量から質の時代へ 保育園整備に訪れた〝転換点〟|【特集】あなたの知らない東京問題[PART-4]
東京と言えば、五輪やコロナばかりがクローズアップされるが、問題はそれだけではない。一極集中が今後も加速する中、高齢化と建物の老朽化という危機に直面するだけでなく、格差が広がる東京23区の持続可能性にも黄信号が灯り始めている。「東京問題」は静かに、しかし、確実に深刻化している。打開策はあるのか——。
文・編集部(櫻井 俊)
「タワーマンションが次々に建ち、2~3年前まで〝保活超激戦区〟だった武蔵小杉エリアでさえ、0~1歳児の受け入れが可能な認可保育所がある。小規模保育園だと数人の〝空き〟が出ているだけで経営への影響は大きい」
川崎市の村山善徳・保育所整備課長は昨今の状況をこう語る。
認可保育園への入園を希望するも定員などにより入園できない待機児童のうち全国の約38%を占める東京圏(2020年4月1日現在、東京圏:東京都、神奈川県、千葉県、埼玉県)。

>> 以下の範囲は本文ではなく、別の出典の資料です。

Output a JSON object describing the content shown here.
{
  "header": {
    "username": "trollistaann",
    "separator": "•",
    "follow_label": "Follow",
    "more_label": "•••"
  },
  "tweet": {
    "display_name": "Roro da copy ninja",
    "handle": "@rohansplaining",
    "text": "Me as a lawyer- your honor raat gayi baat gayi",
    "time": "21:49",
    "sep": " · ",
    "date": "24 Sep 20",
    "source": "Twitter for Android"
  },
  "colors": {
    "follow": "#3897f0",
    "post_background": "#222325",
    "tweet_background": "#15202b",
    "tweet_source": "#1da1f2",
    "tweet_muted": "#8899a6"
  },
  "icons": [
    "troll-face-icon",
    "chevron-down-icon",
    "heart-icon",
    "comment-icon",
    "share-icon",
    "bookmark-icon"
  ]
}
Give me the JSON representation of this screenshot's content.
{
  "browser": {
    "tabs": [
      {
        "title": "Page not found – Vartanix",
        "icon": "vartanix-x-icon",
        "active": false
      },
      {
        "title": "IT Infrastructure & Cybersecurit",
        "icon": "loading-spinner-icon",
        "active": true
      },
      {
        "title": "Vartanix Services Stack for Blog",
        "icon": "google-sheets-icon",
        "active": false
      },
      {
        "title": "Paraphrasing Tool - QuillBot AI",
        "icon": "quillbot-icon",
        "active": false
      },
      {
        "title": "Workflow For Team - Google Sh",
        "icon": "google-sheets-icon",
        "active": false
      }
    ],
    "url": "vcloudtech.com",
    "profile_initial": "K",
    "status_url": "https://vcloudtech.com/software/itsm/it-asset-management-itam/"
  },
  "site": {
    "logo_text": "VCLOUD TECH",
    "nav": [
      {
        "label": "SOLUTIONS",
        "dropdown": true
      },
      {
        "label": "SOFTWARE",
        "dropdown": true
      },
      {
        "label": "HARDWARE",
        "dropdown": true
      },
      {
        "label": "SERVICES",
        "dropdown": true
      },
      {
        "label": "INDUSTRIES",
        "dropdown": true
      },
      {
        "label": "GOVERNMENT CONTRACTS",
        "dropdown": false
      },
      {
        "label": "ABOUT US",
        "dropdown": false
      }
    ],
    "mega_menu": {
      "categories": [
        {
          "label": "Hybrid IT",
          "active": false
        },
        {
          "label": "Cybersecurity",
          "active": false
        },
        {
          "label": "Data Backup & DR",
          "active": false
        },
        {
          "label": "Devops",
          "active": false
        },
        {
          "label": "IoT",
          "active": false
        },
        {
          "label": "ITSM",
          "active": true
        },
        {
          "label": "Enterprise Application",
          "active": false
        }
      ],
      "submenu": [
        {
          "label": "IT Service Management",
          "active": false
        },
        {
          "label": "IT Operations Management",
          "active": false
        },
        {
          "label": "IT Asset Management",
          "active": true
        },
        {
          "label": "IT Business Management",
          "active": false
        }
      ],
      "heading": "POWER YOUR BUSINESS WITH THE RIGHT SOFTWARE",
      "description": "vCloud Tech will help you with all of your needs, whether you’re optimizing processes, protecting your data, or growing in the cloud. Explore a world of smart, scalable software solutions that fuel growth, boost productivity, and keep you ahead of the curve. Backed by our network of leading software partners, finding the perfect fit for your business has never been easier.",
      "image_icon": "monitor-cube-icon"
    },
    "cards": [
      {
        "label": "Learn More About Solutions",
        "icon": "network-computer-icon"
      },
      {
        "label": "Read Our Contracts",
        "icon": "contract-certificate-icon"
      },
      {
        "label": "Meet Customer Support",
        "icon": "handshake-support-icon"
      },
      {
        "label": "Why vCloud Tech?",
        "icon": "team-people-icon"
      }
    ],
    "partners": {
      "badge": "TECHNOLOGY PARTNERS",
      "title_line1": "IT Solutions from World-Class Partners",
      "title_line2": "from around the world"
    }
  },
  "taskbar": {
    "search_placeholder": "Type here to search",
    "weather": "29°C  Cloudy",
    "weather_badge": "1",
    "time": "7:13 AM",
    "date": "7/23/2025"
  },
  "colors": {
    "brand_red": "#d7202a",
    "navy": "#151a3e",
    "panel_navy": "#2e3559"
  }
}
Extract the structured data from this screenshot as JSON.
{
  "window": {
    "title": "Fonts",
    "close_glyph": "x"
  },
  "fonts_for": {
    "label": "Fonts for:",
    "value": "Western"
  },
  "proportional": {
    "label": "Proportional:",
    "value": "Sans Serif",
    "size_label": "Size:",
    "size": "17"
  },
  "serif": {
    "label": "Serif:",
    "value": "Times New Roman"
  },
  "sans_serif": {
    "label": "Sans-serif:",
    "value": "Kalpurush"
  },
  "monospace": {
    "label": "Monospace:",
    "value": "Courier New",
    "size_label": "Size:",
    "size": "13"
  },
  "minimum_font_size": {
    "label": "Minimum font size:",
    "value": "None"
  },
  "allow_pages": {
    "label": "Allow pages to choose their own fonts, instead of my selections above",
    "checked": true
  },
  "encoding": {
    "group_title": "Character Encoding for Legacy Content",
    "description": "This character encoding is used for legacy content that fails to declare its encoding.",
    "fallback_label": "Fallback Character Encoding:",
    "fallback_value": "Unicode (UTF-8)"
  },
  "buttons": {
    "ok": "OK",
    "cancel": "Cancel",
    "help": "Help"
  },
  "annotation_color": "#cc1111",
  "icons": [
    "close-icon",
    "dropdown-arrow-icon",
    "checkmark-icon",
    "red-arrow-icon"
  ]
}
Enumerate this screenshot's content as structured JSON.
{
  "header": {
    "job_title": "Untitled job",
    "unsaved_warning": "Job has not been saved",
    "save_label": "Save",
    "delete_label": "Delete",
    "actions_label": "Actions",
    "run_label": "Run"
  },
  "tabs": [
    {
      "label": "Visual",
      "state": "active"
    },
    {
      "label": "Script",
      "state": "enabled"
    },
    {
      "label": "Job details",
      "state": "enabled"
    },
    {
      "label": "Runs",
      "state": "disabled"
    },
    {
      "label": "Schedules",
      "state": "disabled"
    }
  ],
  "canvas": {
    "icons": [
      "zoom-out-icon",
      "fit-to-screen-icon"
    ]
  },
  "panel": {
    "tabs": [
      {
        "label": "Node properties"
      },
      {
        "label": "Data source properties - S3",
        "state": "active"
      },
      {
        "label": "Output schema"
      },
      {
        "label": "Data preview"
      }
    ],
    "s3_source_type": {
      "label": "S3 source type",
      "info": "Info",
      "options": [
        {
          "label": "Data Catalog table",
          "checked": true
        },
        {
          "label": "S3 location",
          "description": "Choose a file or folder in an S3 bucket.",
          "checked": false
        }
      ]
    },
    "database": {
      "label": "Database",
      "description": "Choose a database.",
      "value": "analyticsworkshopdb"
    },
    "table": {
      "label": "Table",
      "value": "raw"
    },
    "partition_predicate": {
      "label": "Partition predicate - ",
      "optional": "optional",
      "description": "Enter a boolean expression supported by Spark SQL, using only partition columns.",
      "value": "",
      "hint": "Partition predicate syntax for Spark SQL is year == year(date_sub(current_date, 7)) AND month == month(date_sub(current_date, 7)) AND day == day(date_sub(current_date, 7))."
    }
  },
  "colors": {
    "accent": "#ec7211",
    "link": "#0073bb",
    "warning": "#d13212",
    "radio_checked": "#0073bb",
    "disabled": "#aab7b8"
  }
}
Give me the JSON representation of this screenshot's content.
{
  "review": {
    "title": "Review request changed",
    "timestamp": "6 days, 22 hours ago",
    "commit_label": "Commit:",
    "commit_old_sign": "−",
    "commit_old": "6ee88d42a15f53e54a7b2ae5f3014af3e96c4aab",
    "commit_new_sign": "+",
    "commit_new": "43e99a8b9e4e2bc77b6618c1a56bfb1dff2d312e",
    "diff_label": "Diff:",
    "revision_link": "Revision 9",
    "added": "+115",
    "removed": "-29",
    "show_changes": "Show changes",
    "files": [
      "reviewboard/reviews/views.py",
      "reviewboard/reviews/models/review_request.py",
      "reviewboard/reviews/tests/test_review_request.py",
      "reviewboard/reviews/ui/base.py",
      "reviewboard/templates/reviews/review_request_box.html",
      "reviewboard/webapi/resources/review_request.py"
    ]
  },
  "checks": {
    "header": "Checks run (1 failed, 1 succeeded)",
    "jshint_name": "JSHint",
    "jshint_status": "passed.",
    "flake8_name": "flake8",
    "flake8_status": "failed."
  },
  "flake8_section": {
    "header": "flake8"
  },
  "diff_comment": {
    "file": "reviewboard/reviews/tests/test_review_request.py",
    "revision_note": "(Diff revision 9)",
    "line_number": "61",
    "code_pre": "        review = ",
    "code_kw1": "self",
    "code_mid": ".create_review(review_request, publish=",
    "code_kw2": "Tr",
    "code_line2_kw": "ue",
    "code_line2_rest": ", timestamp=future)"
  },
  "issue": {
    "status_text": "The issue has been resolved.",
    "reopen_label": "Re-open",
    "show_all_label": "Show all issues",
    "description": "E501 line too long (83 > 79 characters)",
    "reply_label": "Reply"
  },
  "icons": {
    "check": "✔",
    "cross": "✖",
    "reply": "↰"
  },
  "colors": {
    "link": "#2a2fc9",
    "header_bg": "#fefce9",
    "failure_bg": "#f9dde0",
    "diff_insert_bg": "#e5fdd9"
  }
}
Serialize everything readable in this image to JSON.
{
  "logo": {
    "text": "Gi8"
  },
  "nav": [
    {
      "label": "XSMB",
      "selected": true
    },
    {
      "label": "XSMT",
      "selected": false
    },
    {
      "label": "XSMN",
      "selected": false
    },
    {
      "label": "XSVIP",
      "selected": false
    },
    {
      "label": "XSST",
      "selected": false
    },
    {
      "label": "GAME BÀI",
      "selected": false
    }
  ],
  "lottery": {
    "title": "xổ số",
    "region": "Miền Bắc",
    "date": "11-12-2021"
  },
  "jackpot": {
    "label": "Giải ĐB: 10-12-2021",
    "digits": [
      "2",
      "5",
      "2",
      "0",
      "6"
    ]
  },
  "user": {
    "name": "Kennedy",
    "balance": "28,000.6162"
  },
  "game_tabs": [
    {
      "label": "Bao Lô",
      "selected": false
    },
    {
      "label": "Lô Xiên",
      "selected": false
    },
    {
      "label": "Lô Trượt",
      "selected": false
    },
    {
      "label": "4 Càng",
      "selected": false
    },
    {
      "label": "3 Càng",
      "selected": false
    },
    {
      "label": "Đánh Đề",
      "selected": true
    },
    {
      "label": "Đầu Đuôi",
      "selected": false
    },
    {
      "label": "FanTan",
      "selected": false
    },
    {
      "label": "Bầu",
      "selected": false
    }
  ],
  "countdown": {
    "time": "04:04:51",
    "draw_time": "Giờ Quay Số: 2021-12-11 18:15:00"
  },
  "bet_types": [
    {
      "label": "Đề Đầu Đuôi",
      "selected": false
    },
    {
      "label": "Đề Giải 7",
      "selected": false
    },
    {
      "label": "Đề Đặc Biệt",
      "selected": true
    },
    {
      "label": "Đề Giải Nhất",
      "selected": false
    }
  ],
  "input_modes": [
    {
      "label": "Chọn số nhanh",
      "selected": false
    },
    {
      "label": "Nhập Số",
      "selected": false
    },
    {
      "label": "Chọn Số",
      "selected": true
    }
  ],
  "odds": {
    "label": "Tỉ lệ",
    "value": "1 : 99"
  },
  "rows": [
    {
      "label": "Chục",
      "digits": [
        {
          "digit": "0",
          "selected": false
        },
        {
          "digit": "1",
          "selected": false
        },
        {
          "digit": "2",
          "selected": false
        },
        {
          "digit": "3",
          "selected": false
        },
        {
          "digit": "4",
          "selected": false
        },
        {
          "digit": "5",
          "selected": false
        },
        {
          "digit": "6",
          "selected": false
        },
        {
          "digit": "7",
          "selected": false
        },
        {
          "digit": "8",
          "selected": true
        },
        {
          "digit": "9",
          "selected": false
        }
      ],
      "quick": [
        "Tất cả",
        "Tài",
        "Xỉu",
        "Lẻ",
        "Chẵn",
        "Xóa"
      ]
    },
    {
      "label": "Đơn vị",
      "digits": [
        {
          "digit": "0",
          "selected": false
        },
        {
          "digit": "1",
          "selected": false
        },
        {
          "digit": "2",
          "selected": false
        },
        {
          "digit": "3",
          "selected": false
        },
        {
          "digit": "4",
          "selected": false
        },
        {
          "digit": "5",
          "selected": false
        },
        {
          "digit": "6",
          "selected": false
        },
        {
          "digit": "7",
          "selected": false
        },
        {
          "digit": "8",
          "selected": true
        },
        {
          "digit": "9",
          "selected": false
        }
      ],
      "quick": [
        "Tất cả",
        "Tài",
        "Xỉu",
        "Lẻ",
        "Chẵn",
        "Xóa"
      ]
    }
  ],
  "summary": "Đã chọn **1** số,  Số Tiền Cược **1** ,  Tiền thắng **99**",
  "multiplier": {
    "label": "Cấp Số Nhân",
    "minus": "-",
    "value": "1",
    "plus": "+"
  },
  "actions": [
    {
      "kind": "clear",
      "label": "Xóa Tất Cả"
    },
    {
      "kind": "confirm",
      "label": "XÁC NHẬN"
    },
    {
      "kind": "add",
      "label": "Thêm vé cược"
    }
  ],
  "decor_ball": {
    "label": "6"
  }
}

その東京圏の「保活事情」に、近年、川崎市で見られるような変化が生じている。
これまで国や自治体は待機児童解消に力を注いできた。特に国は13~17年度の「待機児童解消加速化プラン」や18~20年度の「子育て安心プラン」を掲げ、保育の受け皿整備が各自治体で精力的に進められた。その結果、東京都における認可保育園の設置数は15年4月の2184カ所から20年4月には3325カ所に増え、待機児童数は、14年4月の8672人から21年4月には1000人(速報値)を下回った。